Shameless self-promotion: What was at stake in Montana…

by Jay Stevens 

Unfortunately on Election Night, Internet connectivity was down, and I was unable to bring you the feeling, color, and mood from Tester’s HQ in Great Falls. It was quite a party, and I would’ve had a good time if it weren’t for nerves and the late night. Before driving down, I had this fantasy of drinking whiskey and chewing on a victory stogie with Jon and the gang at about 3am long after the results rolled in and the photobugs had gone.

It didn’t happen.

Instead, at 3am, I was in my underwear in my hotel room writing a “color” piece for the Missoula Independent, which they didn’t take. The outcome was still in doubt, I was exhausted and sober, Jon and the gang were still holed up in their rooms, working the phones, watching the numbers roll by on the television screen, looking very nervous.

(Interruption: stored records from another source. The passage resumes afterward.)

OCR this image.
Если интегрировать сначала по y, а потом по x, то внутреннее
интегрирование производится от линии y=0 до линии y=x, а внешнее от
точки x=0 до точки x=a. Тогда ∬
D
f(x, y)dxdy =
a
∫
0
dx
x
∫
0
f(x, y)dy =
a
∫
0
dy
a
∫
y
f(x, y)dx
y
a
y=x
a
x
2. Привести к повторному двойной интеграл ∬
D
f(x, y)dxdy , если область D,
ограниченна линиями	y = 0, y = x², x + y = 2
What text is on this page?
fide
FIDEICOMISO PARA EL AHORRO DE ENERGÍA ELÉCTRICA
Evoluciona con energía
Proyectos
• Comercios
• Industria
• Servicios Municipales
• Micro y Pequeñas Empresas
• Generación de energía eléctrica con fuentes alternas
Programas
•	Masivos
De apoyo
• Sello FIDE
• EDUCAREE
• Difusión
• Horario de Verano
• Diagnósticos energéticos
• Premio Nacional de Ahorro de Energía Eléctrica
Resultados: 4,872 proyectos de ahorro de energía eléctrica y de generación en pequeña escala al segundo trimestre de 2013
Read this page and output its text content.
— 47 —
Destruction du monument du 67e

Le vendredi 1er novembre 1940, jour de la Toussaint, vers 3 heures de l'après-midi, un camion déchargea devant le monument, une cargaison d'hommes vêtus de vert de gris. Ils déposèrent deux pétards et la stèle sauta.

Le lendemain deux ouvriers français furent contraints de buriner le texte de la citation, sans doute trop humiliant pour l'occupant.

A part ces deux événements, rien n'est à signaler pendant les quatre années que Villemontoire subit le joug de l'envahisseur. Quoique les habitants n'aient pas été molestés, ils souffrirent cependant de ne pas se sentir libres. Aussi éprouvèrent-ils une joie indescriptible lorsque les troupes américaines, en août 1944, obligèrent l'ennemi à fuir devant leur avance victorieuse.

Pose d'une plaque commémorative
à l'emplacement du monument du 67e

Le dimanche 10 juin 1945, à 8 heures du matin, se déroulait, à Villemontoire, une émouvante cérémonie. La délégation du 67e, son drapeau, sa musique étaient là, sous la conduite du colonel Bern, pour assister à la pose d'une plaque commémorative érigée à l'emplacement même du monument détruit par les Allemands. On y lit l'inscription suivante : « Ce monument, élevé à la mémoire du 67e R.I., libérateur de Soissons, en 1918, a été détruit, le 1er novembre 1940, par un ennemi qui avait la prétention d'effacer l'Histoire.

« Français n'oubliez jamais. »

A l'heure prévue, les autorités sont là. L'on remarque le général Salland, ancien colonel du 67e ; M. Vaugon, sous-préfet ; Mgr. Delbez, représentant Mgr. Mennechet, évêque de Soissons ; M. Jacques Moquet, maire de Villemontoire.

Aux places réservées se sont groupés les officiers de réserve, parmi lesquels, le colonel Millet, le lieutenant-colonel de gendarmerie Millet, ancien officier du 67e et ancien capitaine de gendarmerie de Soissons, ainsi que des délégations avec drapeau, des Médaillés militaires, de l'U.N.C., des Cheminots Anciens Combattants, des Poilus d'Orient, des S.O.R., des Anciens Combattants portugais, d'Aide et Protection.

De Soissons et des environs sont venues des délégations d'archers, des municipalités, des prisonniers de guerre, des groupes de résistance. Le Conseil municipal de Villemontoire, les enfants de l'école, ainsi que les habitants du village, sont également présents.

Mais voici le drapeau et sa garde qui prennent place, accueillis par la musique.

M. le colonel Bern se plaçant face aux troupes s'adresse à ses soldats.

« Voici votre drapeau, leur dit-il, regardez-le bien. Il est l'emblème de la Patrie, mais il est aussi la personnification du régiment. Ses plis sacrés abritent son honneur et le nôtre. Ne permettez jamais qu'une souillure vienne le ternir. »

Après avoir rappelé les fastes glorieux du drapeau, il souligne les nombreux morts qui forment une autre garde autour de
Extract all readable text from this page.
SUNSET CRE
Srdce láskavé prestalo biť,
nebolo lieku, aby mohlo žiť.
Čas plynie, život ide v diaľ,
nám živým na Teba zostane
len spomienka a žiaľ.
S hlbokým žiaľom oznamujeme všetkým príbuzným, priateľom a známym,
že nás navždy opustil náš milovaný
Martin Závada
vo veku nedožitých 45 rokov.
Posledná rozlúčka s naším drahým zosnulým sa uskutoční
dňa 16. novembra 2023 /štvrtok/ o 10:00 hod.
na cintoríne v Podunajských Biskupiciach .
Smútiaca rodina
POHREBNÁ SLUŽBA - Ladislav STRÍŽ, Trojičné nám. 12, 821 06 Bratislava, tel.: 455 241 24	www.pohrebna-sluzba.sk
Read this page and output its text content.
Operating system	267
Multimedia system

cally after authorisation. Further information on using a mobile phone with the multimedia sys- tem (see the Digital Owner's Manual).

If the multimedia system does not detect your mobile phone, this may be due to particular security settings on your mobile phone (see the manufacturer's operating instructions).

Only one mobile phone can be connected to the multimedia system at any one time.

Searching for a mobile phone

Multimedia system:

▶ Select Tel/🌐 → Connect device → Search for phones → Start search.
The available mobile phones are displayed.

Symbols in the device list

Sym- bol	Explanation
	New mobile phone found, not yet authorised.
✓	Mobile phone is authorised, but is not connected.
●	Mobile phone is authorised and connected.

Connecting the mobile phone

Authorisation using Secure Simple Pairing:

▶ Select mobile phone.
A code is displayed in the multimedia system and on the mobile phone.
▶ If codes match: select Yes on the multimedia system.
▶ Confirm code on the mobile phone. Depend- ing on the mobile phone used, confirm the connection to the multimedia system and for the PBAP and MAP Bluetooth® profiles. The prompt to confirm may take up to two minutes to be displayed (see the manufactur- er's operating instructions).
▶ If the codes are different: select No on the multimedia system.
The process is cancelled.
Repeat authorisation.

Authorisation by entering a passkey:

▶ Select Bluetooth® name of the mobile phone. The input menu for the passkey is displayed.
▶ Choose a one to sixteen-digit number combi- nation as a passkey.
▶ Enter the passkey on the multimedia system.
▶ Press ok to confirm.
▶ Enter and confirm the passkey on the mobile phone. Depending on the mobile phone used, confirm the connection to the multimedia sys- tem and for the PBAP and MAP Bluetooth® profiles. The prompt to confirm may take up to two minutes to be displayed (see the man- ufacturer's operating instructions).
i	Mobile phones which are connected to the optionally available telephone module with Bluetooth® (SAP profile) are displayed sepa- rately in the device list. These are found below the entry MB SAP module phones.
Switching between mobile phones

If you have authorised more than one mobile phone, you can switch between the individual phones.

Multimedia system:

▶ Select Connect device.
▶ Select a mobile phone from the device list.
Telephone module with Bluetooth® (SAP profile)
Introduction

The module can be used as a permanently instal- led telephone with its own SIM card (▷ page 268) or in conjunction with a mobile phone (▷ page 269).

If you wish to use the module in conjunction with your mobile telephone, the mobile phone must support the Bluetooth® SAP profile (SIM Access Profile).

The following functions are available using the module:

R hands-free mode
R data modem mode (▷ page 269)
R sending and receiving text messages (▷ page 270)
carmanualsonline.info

Anyhow, I wrote a piece for the American Prospect, and lo! it made it to the main web page: “Tester Case.” It catches some of the mood of the party and the import of Jon’s victory. Naturally I give us bloggers props:

…a Tester victory in Montana would, outside of a Ned Lamont triumph in Connecticut, be the strongest indication yet that a progressive grass- and netroots movement could actually propel a candidate into a federal-level office. Tester was supposed to be the also-ran in the primary, outspent substantially by the DC leadership favorite John Morrison, but he won the election by twenty-five points in no small part because of the publicity and more than $100,000 in on-line donations they brought to his campaign. And grassroots organizations urged on by blogs proved to be crucial this past Tuesday.

Burns really didn’t have any net support to speak of, and while I think the blogs and their fundraising efforts helped Jon out more in the primary, I think we did help whip up a frenzy in the cities. And like Matt said, Tester may have won on huge turnout in the state’s urban areas.

Forget for a moment the self-obsessed elements of this post and consider: you can’t manufacture blog support. It just happens. Tester had a large number of blogs popping up like mushrooms here in the state, all of them written by everyday folks with little or no connection to Tester’s staff, and all of them earnestly backing his campaign. That only happens when there’s a good candidate and a cause to fight for.

But don’t worry, that’s the only time I mention blogs in the d*mn article. You can skip over that paragraph and read my impressions of the night and race.